In sharp contrast to asthma, cystic fibrosis (CF) is a rare, life-threatening genetic disease that affects the lungs and digestive systems of preschool-age children. About 70,000 cases are on record worldwide, 30,000 of them in the United States. A defective gene and its protein byproduct cause the body to produce unusually thick, sticky mucus that clogs the lungs, leading to potentially fatal infections. The sticky mucus also obstructs the pancreas, preventing its natural enzymes from helping the body to break down food and absorb important nutrients. These sick young patients also may develop diabetes.
As recently as the 1950s, few children with CF lived to attend elementary school. Now, some survive into their 40s and 50s, Patel says.
“Today, infants are routinely screened for CF risk within a few days of birth,” he adds.
Symptoms may not show up for awhile. They include salty-tasting skin, persistent cough, frequent lung infections, and poor growth along with very slow weight gain. Treatment for CF patients may start with oral medications that compensate for the loss of digestive enzymes produced by the pancreas. Medications are given with every meal, but they’re only part of a constant treatment regimen. The day begins with loosening sticky muck in the lungs, often with the use of aerosolized medications administered by nebulizers.
Then, there’s percussion therapy or Chest Physical Therapy (CPT), a technique that also helps to expel the mucus. Several times a day, parents or medical staff use their cupped hands to beat on the back and chest of the child, thus helping to loosen the accumulating mucus. The technique can also be applied with a special vest that shakes the child three or four times each day.

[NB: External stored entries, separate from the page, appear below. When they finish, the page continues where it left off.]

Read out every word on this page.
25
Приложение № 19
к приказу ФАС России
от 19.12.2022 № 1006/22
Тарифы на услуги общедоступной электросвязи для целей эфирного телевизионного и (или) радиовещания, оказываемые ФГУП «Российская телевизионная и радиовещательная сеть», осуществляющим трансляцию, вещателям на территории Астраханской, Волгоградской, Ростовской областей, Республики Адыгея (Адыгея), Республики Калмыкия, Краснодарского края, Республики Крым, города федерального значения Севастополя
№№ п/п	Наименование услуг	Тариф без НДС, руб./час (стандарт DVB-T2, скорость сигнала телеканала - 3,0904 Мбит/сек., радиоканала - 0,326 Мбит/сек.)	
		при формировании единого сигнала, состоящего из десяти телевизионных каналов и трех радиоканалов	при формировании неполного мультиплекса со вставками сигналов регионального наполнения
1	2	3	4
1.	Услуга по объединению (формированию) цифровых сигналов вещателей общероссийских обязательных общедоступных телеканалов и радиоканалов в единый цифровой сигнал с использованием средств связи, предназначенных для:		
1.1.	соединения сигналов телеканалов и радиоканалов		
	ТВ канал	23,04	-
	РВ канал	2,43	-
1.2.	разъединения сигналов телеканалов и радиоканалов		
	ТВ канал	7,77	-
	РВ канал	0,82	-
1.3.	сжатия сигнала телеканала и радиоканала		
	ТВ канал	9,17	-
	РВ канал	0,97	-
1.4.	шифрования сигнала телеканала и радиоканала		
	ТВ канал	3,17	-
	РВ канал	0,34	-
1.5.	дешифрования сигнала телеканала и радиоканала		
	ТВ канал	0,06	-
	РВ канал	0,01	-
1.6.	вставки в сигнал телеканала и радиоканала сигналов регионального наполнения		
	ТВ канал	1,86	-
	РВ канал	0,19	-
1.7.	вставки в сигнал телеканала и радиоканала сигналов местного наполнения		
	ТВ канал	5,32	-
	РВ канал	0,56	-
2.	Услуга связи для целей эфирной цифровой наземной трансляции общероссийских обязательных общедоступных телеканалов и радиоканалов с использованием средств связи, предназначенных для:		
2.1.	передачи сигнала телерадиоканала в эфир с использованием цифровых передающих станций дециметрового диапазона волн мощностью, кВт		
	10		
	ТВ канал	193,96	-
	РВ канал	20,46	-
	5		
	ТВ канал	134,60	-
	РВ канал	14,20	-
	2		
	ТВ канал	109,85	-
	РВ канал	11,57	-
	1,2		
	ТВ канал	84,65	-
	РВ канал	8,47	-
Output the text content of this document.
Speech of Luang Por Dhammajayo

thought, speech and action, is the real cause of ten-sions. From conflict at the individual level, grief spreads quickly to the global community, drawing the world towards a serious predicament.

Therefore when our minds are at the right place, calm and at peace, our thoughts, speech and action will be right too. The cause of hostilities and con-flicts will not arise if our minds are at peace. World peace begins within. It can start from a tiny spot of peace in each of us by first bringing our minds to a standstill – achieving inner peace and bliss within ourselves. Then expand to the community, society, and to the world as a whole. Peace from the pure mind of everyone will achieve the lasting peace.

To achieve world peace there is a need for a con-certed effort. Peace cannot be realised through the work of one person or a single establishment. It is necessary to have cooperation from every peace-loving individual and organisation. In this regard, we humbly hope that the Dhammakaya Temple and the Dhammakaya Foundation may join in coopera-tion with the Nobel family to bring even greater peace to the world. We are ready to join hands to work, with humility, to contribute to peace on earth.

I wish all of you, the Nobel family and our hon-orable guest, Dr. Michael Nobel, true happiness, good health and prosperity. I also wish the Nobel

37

With CF, hospitalization is a fairly common event. In the hospital, the child is immediately given IV antibiotics to treat lung infections and inflammation. For children around the Beloit area, this usually means a trip to UW Hospital in Madison or Children’s Hospital of Wisconsin in Milwaukee. Although Beloit Hospital can and does treat emergency cases, it lacks the appropriately trained medical staff to treat hospitalized CF patients.
For children diagnosed with CF, tremendous advances are helping them to survive longer. Lung transplants are proving effective, says Patel, and a new medication is showing promise.

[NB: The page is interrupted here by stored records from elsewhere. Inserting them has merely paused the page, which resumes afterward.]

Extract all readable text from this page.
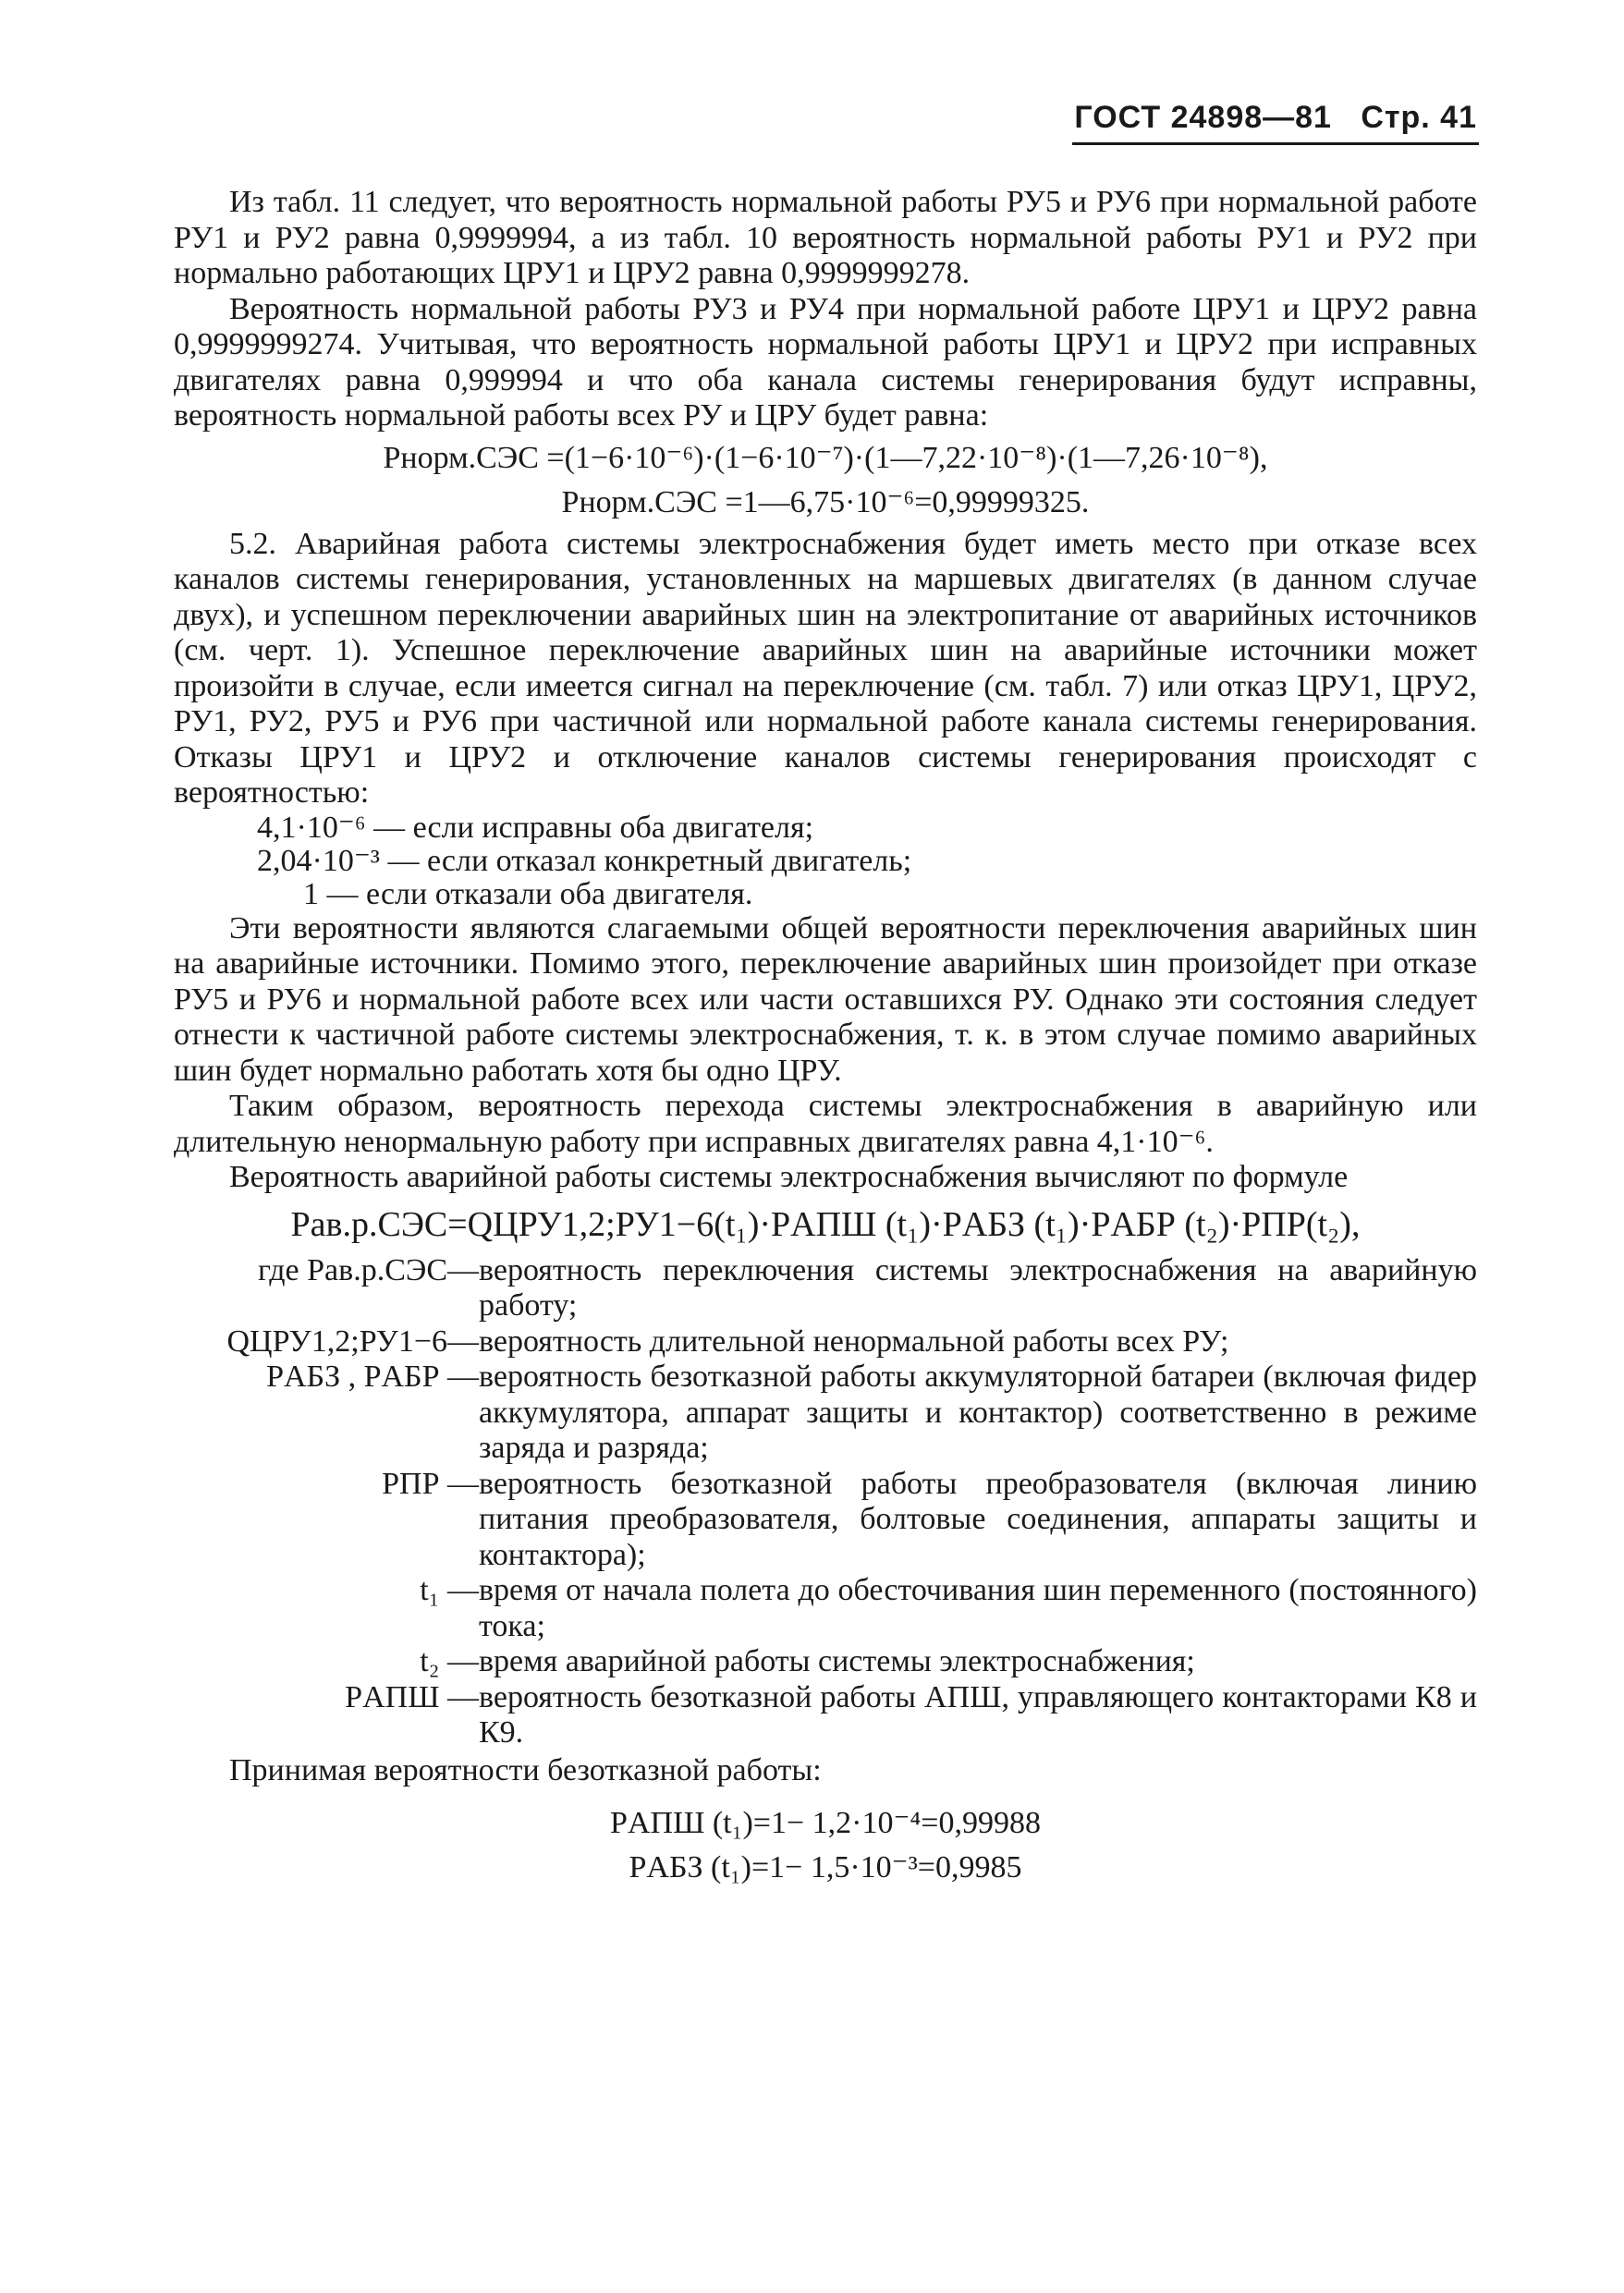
ГОСТ 24898—81 Стр. 41

Из табл. 11 следует, что вероятность нормальной работы РУ5 и РУ6 при нормальной работе РУ1 и РУ2 равна 0,9999994, а из табл. 10 вероятность нормальной работы РУ1 и РУ2 при нормально работающих ЦРУ1 и ЦРУ2 равна 0,9999999278.

Вероятность нормальной работы РУ3 и РУ4 при нормальной работе ЦРУ1 и ЦРУ2 равна 0,9999999274. Учитывая, что вероятность нормальной работы ЦРУ1 и ЦРУ2 при исправных двигателях равна 0,999994 и что оба канала системы генерирования будут исправны, вероятность нормальной работы всех РУ и ЦРУ будет равна:

Pнорм.СЭС =(1−6·10⁻⁶)·(1−6·10⁻⁷)·(1—7,22·10⁻⁸)·(1—7,26·10⁻⁸),
Pнорм.СЭС =1—6,75·10⁻⁶=0,99999325.

5.2. Аварийная работа системы электроснабжения будет иметь место при отказе всех каналов системы генерирования, установленных на маршевых двигателях (в данном случае двух), и успешном переключении аварийных шин на электропитание от аварийных источников (см. черт. 1). Успешное переключение аварийных шин на аварийные источники может произойти в случае, если имеется сигнал на переключение (см. табл. 7) или отказ ЦРУ1, ЦРУ2, РУ1, РУ2, РУ5 и РУ6 при частичной или нормальной работе канала системы генерирования. Отказы ЦРУ1 и ЦРУ2 и отключение каналов системы генерирования происходят с вероятностью:

4,1·10⁻⁶ — если исправны оба двигателя;
2,04·10⁻³ — если отказал конкретный двигатель;
1 — если отказали оба двигателя.

Эти вероятности являются слагаемыми общей вероятности переключения аварийных шин на аварийные источники. Помимо этого, переключение аварийных шин произойдет при отказе РУ5 и РУ6 и нормальной работе всех или части оставшихся РУ. Однако эти состояния следует отнести к частичной работе системы электроснабжения, т. к. в этом случае помимо аварийных шин будет нормально работать хотя бы одно ЦРУ.

Таким образом, вероятность перехода системы электроснабжения в аварийную или длительную ненормальную работу при исправных двигателях равна 4,1·10⁻⁶.

Вероятность аварийной работы системы электроснабжения вычисляют по формуле

Pав.р.СЭС=QЦРУ1,2;РУ1−6(t₁)·PАПШ (t₁)·PАБЗ (t₁)·PАБР (t₂)·PПР(t₂),
где Pав.р.СЭС— вероятность переключения системы электроснабжения на аварийную работу;
QЦРУ1,2;РУ1−6— вероятность длительной ненормальной работы всех РУ;
PАБЗ , PАБР — вероятность безотказной работы аккумуляторной батареи (включая фидер аккумулятора, аппарат защиты и контактор) соответственно в режиме заряда и разряда;
PПР — вероятность безотказной работы преобразователя (включая линию питания преобразователя, болтовые соединения, аппараты защиты и контактора);
t₁ — время от начала полета до обесточивания шин переменного (постоянного) тока;
t₂ — время аварийной работы системы электроснабжения;
PАПШ — вероятность безотказной работы АПШ, управляющего контакторами К8 и К9.

Принимая вероятности безотказной работы:

PАПШ (t₁)=1− 1,2·10⁻⁴=0,99988
PАБЗ (t₁)=1− 1,5·10⁻³=0,9985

The mutated gene responsible for the development of CF controls the flow of salt and water in the body’s cells. According to the Cystic Fibrosis Foundation, a new drug actually targets the CFTR protein defect, allowing more chloride to move in and out of the cells, which potentially creates a better balance of salt and water in the lungs. It can only be used with specific candidates and isn’t available for all CF patients, but it provides hope that genetic engineering may offer a cure, or at least vastly improved management, of the disease. The new drug hasn’t been available long enough for researchers to know whether it can cure CF.

Looking Toward the Future

Some lung diseases are the result of genetic mutations, but the good news is that the majority of these conditions can be prevented with common-sense lifestyle choices. Smoking remains the primary cause of lung disease, a fact that must be recognized and respected. Not smoking, avoiding secondary smoke and other inhaled toxins, and maintaining a healthy lifestyle is still the most reliable strategy for evading these chronic, sometimes fatal diseases. As is the case with so many debilitating conditions, it’s in our hands to lower our odds of receiving a tragic diagnosis.